In this case, a small pair of binoculars.
With a start she worked the binoculars from the hole, wiping them free of dust with her sleeve before raising them to look out at the ridge.
Her heart caught in her throat. She fought to keep down her lunch. She could see the ridge clearly right down to the crime scene tape flapping in the wind around her son’s grave.
“TO TRACE,” RUBY said and took a drink.
To you, Dad. McCall felt the kick of the tequila. She looked out at the sky-mirrored water. From here she could barely make out Buzz Crawford’s house across the lake.
“I suppose by the time we get back to town everyone will know,” Ruby said as she made herself another drink.
“Count on it.” This was the biggest news to hit town in some time. “Are you going to be all right?”
Ruby laughed. “Hell, yes. The bastard didn’t leave me.” She laughed again and lifted her glass before downing half of it. “He might have stayed, you know. Things could have been different.”
She nodded. Or they might have ended the same. They would never know.

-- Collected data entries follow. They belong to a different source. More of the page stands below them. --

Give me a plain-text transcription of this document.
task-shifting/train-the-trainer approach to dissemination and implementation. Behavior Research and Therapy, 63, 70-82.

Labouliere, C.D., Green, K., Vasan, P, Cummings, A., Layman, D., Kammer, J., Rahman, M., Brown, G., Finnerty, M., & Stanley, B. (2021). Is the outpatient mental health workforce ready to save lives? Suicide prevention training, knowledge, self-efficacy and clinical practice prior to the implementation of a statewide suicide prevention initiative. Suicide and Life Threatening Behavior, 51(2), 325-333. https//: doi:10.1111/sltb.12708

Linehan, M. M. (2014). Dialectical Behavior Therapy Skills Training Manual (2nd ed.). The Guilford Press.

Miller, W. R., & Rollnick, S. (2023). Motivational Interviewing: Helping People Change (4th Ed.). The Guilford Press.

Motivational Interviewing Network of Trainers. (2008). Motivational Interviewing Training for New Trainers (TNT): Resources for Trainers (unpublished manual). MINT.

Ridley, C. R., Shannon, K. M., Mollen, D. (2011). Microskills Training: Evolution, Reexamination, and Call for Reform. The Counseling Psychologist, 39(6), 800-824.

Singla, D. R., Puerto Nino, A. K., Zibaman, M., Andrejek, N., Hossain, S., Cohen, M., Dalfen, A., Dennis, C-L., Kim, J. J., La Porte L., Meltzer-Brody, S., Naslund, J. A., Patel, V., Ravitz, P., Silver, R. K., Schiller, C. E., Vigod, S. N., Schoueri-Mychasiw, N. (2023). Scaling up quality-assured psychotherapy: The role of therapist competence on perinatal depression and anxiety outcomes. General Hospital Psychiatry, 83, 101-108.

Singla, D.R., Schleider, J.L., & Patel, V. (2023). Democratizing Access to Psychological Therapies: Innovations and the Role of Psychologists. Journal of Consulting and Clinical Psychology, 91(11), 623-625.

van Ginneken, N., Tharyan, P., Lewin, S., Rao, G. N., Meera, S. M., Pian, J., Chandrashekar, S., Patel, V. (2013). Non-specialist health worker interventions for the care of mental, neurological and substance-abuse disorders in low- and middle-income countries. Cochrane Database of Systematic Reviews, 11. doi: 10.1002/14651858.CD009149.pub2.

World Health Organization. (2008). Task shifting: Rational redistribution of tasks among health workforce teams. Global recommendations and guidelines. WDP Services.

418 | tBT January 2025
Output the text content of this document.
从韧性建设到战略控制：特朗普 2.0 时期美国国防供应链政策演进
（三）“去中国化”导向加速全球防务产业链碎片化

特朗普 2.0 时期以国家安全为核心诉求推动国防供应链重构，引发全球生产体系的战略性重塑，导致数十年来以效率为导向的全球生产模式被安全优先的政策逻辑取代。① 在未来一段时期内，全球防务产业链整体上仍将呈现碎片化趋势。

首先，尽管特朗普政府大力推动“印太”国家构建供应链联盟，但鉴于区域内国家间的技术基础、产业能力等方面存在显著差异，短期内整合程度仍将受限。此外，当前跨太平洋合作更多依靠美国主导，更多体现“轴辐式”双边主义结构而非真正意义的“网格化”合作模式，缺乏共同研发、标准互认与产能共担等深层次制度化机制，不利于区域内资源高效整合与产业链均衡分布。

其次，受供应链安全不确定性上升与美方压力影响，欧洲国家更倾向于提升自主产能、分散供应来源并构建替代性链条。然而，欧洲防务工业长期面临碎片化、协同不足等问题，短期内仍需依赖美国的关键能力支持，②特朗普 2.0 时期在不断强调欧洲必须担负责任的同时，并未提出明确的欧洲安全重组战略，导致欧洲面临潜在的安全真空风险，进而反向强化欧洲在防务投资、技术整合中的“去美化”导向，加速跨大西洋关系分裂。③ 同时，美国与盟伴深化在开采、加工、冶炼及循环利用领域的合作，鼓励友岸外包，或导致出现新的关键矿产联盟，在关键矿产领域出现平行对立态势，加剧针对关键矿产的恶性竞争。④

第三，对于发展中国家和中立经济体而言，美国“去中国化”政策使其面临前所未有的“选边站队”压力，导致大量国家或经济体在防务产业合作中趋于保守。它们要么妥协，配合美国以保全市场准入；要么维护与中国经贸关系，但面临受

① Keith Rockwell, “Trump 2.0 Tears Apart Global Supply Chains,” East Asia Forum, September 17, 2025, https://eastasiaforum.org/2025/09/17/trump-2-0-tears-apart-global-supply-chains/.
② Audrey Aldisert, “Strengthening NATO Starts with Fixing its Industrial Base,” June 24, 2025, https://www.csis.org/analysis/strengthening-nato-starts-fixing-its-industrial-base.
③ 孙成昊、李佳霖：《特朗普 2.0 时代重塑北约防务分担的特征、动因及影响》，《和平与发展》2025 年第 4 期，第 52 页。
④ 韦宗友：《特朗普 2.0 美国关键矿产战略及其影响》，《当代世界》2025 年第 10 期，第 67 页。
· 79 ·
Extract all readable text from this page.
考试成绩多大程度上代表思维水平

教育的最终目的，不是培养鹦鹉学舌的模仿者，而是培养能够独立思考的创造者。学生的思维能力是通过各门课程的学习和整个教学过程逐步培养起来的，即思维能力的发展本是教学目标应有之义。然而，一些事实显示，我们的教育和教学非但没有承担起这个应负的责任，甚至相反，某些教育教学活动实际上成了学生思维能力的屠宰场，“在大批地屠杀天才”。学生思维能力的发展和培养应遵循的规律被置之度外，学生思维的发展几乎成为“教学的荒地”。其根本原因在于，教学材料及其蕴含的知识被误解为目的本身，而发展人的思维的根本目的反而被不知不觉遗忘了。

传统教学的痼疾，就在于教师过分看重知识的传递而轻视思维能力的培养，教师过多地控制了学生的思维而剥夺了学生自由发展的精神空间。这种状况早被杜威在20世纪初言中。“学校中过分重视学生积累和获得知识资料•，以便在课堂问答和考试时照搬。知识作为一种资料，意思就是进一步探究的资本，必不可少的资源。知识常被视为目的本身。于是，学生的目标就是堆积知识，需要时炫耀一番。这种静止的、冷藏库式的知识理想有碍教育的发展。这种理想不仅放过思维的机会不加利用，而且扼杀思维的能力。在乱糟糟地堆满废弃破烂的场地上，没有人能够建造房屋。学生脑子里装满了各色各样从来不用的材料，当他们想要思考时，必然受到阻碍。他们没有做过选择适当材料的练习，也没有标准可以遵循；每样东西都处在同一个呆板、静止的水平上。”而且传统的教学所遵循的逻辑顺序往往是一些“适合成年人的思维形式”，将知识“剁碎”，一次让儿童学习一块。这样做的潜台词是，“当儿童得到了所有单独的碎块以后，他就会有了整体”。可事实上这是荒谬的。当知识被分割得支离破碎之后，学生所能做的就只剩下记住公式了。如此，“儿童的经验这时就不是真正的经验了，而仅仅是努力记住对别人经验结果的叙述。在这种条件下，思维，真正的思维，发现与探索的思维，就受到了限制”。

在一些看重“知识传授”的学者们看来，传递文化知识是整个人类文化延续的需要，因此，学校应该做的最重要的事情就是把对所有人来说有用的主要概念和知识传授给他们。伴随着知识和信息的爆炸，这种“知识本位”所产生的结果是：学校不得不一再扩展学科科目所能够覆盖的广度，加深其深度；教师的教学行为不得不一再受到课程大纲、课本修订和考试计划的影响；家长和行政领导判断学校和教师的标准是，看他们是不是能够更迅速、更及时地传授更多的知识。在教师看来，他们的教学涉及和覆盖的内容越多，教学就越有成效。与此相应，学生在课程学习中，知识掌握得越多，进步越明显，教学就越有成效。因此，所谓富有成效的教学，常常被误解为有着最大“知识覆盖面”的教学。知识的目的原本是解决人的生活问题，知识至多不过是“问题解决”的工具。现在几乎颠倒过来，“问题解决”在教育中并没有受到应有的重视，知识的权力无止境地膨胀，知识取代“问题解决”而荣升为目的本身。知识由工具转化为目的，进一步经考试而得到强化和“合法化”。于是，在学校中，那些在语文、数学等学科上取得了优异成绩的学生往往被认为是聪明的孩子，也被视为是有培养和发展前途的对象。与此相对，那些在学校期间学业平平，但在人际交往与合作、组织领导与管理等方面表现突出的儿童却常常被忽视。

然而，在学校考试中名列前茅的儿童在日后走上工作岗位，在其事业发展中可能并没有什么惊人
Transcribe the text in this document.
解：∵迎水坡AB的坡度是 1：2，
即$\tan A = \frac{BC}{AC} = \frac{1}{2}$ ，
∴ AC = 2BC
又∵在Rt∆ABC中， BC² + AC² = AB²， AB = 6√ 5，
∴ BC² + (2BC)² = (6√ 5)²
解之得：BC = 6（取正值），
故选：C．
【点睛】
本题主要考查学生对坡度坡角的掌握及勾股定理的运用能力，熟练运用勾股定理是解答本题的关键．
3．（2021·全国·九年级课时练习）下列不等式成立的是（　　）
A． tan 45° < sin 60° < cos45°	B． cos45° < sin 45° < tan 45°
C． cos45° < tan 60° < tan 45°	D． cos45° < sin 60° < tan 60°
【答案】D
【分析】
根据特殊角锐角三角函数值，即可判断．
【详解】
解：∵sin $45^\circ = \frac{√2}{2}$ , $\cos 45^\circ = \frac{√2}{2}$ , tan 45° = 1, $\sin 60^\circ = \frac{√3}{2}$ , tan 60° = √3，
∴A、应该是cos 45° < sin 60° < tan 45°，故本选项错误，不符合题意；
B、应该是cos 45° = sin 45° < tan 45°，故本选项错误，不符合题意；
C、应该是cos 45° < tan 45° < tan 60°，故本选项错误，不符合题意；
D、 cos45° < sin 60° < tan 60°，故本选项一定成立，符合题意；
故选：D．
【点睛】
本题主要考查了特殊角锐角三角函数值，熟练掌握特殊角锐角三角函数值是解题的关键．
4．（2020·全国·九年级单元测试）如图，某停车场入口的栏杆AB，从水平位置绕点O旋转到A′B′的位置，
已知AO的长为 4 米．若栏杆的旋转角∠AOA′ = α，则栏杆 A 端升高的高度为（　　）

But McCall liked to think her mother and father would have made it work and stayed together. She tried to imagine having a normal family. Whatever normal was.
As it was, history would have to be rewritten. Twenty-seven years of stories based on one false assumption. McCall thought of all the whispered rumors she’d heard about her father over the years.
Trace Winchester hadn’t run out on them. True, he probably would have, given what McCall had learned about him and her mother. But he hadn’t and that’s what counted.
A murderer had deprived her of ever knowing her father and had broken Ruby Bates Winchester’s heart. That alone was reason enough to find his killer. That and all the lost possibilities.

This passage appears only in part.